Seit Juni gibt es keine weiteren diplomatischen Aktivitäten und viele sind pessimistisch, was eine Wiederaufnahme der Gespräche betrifft. Doch hinter den Kulissen gibt es durchaus Anzeichen für Zuversicht. Die große Taliban-Delegation in Doha, die von allen Ländern nun als legitime Vertretung des Taliban-Führungsrats („Quetta-Schura“) und dessen Führers Mullah Mohammed Omar, anerkannt wird, hält sich weiterhin dort auf. Kein Taliban-Verhandlungsführer hat das Emirat verlassen, und es wurde keine Erklärung veröffentlicht, die das Ende des Friedensprozesses signalisieren würde. Auch die Amerikaner bleiben am Ball. Der amerikanische Sondergesandte James Dobbins traf sich mit pakistanischen und afghanischen Regierungsspitzen, um zunächst eine Wiederannäherung zwischen Kabul und Islamabad in die Wege zu leiten und dann zu überlegen, wie erneuter Druck durch Pakistan auf die Taliban diese zurück an den Verhandlungstisch bringen könnte. Die USA haben den Taliban jeden vernünftigen Kompromiss oder jede gesichtswahrende Prozedur angeboten, um den Doha-Prozess wieder in Gang zu setzen – solange die afghanische Regierung dies akzeptiert.
Auch Pakistan bleibt dem Friedensprozess verpflichtet; dessen Geheimdienst ISI drängt die Taliban weiterhin, die Verhandlungen wieder aufzunehmen. Selbst Karsai gibt allmählich nach, bereitete sich Anfang August auf einen Besuch in Islamabad vor und hat auch die Verhandlungen mit den Amerikanern über ein Stützpunktabkommen wieder aufgenommen. Andere Länder, die engen Kontakt zu den Taliban halten wie Großbritannien, Norwegen und Deutschland, tragen hinter den Kulissen das Ihre dazu bei, um die Gespräche wieder in Gang zu bringen. Gibt es eine Chance, dass diese noch vorsichtigen Bemühungen am Ende zum Erfolg führen?
Friedenslobby gegen Feldkommandeure
Es besteht kein Zweifel, dass das Debakel von Doha die ohnehin schon tiefen Gräben innerhalb der Taliban weiter vertieft hat – zwischen Hardlinern, die glauben, dass ihnen Afghanistan in die Hände fallen wird, wenn die NATO-Truppen erst abgezogen sind, und denjenigen innerhalb der Schura, die den Friedensprozess unterstützen, weil ihnen bewusst ist, dass die Alternative ein weiterer endloser Bürgerkrieg wäre, den die Taliban nicht gewinnen können. Es ist diese Friedenslobby, die argumentiert, dass ein Kompromiss mit der afghanischen Regierung, ein Waffenstillstand und eine spätere Vereinbarung über die Teilung der Macht den Taliban ohne weiteres Blutvergießen viel von dem gäbe, was sie erreichen wollen. Die Mitglieder der Friedenslobby sehen sich selbst eher als afghanische Nationalisten denn als Dschihadisten. Sie haben genug von den Vorwürfen, sie seien Marionetten der Pakistaner. Es sind die Hardliner – überwiegend Feldkommandeure innerhalb der Schura und in Afghanistan –, die Gespräche ablehnen. Da immer weniger junge Afghanen bereit sind, in den Kampf zu ziehen, heizen diese Kommandeure die Sommeroffensive an, indem sie in großer Zahl dschihadistische Pakistaner und zentralasiatische Kämpfer für die Auseinandersetzungen in Afghanistan rekrutieren.

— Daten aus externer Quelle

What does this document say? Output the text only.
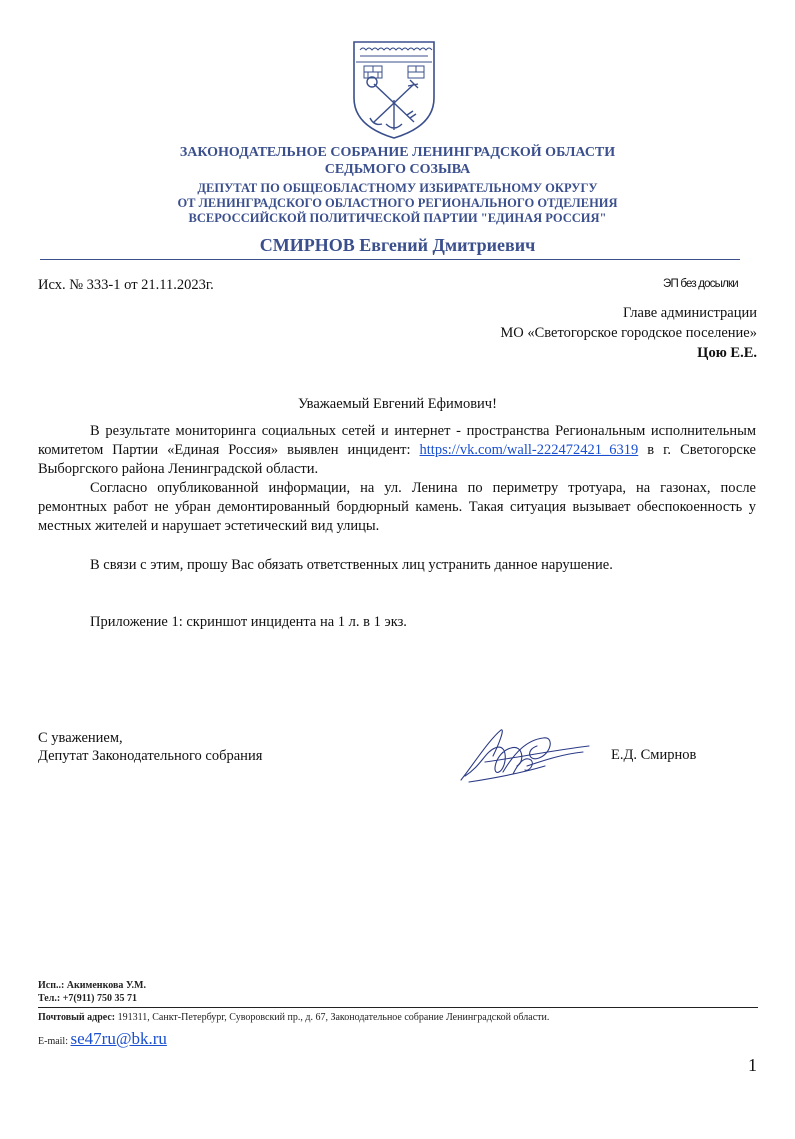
ЗАКОНОДАТЕЛЬНОЕ СОБРАНИЕ ЛЕНИНГРАДСКОЙ ОБЛАСТИ
СЕДЬМОГО СОЗЫВА
ДЕПУТАТ ПО ОБЩЕОБЛАСТНОМУ ИЗБИРАТЕЛЬНОМУ ОКРУГУ
ОТ ЛЕНИНГРАДСКОГО ОБЛАСТНОГО РЕГИОНАЛЬНОГО ОТДЕЛЕНИЯ
ВСЕРОССИЙСКОЙ ПОЛИТИЧЕСКОЙ ПАРТИИ "ЕДИНАЯ РОССИЯ"
СМИРНОВ Евгений Дмитриевич
Исх. № 333-1 от 21.11.2023г.	ЭП без досылки
Главе администрации
МО «Светогорское городское поселение»
Цою Е.Е.
Уважаемый Евгений Ефимович!

В результате мониторинга социальных сетей и интернет - пространства Региональным исполнительным комитетом Партии «Единая Россия» выявлен инцидент: https://vk.com/wall-222472421_6319 в г. Светогорске Выборгского района Ленинградской области.

Согласно опубликованной информации, на ул. Ленина по периметру тротуара, на газонах, после ремонтных работ не убран демонтированный бордюрный камень. Такая ситуация вызывает обеспокоенность у местных жителей и нарушает эстетический вид улицы.

В связи с этим, прошу Вас обязать ответственных лиц устранить данное нарушение.
Приложение 1: скриншот инцидента на 1 л. в 1 экз.
С уважением,
Депутат Законодательного собрания	Е.Д. Смирнов
Исп..: Акименкова У.М.
Тел.: +7(911) 750 35 71
Почтовый адрес: 191311, Санкт-Петербург, Суворовский пр., д. 67, Законодательное собрание Ленинградской области.
E-mail: se47ru@bk.ru
1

Trotz ihrer zweifelhaften Rolle in der Vergangenheit bemühen sich Pakistans mächtiges Militär und der ISI heute darum, die Taliban an den Verhandlungstisch zu bringen. Pakistan liegt viel daran, dass die Gespräche nicht scheitern, weil eine friedliche Lösung nicht nur den destabilisierenden Krieg in Afghanistan beenden, sondern auch die Militanz der pakistanischen Taliban abschwächen und ihre Moral untergraben könnte.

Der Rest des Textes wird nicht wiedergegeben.